De fato, não existia muito o que eu pudesse fazer naquela situação, era difícil se manter de pé, e visivelmente eu não conseguiria sair daquele lugar, Josh era grande, forte, de ombros largos e usava uma barba volumosa. Minha alternativa era esperar, ouvir a história e manter nosso relacionamento amigável para que nada se torne estranho.

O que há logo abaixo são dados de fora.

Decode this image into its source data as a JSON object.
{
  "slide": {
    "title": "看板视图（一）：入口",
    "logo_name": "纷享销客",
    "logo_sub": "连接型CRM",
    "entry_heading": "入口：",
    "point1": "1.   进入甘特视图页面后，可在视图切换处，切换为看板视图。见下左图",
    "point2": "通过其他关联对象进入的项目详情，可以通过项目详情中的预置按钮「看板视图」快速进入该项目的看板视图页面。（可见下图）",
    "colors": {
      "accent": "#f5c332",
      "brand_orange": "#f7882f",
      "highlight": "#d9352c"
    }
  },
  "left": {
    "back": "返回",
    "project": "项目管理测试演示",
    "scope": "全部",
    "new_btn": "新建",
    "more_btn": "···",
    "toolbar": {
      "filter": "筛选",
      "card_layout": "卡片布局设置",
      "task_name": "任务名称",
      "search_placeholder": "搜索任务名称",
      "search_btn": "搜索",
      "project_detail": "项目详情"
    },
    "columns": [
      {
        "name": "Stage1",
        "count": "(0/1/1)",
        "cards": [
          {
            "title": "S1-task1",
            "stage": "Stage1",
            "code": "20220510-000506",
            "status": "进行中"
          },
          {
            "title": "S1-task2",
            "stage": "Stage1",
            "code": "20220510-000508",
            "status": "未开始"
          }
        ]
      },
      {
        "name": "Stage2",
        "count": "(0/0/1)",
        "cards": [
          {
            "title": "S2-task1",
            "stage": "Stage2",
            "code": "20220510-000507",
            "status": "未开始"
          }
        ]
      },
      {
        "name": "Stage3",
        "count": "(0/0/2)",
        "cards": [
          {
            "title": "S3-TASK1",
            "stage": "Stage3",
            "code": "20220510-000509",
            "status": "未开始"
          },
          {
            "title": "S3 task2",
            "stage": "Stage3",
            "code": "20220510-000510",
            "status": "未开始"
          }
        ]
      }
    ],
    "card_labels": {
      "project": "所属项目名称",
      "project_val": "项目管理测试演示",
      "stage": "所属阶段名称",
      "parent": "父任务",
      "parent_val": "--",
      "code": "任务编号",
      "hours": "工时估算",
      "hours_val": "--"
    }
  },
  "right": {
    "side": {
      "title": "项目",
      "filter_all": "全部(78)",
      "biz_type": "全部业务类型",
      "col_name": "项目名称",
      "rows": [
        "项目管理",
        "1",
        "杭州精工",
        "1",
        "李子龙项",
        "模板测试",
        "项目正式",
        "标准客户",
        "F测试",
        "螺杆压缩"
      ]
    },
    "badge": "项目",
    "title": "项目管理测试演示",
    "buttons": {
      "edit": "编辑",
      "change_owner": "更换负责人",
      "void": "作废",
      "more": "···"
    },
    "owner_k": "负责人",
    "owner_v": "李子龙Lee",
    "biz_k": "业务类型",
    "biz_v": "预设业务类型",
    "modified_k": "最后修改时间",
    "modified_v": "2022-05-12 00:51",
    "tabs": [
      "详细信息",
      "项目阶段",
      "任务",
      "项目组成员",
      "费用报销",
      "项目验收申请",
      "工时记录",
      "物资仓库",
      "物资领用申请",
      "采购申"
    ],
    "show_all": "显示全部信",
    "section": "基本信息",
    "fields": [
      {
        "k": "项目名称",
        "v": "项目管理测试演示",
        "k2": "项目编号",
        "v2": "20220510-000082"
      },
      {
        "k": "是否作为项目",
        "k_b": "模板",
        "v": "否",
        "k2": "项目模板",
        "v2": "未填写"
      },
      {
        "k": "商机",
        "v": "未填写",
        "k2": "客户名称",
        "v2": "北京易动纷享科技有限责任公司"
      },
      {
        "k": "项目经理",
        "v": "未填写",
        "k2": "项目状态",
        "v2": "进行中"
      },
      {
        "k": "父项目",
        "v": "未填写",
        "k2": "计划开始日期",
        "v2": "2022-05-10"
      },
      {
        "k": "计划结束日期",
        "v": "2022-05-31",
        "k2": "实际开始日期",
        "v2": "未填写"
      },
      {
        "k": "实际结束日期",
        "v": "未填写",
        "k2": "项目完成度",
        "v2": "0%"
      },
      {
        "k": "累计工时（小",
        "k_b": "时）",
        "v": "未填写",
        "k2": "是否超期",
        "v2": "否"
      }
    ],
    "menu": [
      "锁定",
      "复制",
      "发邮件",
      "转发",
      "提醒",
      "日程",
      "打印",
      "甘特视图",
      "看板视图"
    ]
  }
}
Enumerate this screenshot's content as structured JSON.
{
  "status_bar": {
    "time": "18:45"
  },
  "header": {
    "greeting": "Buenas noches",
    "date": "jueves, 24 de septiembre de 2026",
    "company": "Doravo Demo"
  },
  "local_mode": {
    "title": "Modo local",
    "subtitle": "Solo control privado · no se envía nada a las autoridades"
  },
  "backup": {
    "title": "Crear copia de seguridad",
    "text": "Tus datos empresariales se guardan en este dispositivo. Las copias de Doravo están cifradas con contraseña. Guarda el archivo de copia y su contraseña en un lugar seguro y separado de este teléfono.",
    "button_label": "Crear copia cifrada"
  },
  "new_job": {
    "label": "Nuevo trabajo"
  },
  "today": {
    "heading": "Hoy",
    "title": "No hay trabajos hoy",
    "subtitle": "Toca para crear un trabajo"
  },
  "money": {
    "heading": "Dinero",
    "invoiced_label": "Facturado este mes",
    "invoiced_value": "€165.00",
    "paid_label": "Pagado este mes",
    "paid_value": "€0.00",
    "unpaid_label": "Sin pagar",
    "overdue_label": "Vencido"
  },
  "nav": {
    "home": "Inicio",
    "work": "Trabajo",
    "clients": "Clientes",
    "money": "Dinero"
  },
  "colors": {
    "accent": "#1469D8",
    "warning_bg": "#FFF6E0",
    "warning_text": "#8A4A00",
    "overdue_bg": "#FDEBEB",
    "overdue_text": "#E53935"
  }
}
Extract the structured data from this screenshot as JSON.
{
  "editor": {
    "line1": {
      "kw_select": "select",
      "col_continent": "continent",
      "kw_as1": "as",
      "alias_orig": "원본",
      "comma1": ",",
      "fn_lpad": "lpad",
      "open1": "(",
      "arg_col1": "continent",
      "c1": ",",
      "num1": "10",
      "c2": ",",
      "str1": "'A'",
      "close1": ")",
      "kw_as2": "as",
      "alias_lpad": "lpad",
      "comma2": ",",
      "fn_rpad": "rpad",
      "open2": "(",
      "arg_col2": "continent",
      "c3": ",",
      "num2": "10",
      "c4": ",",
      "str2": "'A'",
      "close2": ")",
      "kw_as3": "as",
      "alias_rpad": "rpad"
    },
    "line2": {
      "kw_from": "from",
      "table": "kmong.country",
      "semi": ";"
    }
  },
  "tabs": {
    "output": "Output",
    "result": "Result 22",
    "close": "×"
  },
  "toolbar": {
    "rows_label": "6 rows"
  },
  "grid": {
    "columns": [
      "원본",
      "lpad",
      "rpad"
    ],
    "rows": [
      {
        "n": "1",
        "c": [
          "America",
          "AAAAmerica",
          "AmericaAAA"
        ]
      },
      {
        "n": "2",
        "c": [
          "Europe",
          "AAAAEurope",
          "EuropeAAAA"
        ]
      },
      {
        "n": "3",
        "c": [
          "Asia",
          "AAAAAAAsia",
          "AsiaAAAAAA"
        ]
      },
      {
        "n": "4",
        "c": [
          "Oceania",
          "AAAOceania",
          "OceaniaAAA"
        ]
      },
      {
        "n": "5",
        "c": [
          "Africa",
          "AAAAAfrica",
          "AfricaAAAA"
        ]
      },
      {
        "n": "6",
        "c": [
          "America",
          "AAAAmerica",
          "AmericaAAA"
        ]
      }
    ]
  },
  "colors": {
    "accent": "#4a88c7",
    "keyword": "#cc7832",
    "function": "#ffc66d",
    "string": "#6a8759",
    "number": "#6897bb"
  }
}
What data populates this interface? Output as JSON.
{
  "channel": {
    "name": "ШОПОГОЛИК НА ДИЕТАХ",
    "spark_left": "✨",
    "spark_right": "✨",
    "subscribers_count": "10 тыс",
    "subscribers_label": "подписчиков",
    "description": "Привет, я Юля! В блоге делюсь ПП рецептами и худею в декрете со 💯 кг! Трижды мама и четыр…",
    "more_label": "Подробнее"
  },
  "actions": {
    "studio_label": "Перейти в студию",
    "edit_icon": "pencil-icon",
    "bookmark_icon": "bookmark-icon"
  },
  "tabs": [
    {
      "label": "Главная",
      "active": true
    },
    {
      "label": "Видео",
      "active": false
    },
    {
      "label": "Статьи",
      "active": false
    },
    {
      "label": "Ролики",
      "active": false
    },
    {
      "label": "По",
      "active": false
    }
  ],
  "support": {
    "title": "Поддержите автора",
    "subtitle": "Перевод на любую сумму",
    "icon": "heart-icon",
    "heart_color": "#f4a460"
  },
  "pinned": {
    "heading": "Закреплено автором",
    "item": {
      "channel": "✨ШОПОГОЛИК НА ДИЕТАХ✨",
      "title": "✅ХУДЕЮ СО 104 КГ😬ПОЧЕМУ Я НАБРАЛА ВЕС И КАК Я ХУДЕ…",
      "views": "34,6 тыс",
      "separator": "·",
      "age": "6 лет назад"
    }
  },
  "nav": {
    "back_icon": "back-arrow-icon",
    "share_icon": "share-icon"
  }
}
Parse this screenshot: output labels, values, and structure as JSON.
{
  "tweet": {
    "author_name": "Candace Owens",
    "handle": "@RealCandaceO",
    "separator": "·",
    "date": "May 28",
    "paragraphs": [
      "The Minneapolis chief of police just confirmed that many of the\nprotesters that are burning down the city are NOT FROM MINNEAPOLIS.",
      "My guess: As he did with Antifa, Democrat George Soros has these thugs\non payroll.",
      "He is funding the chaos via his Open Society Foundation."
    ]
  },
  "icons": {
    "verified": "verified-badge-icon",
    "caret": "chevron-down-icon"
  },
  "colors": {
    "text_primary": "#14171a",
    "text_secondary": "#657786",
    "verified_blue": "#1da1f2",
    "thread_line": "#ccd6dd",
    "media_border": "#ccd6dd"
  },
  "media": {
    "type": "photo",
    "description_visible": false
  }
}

Um anel? Meu ceticismo é forte demais para acreditar em tais afirmações, entretanto a história inteira e como ela vem se desenrolando me instigou a ver o seu desfecho. E como me lembraria de todos os pontos relevantes da minha vida se nem ao menos lembro do rosto de meus pais?

— Ok. Vou escutar, mas com o que eu devo buscar relação na minha vida?

— Se descreva Daniel, como é sua personalidade na sua essência? É capaz de matar?

— Matar? Claro que não, sou inofensivo até para moscas — Respondi apavorado com a pergunta, as frases diretas que Josh usava me assustava, não tinha introduções.

— Claro, coloque o anel e escute — Disse ele com um ar irônico.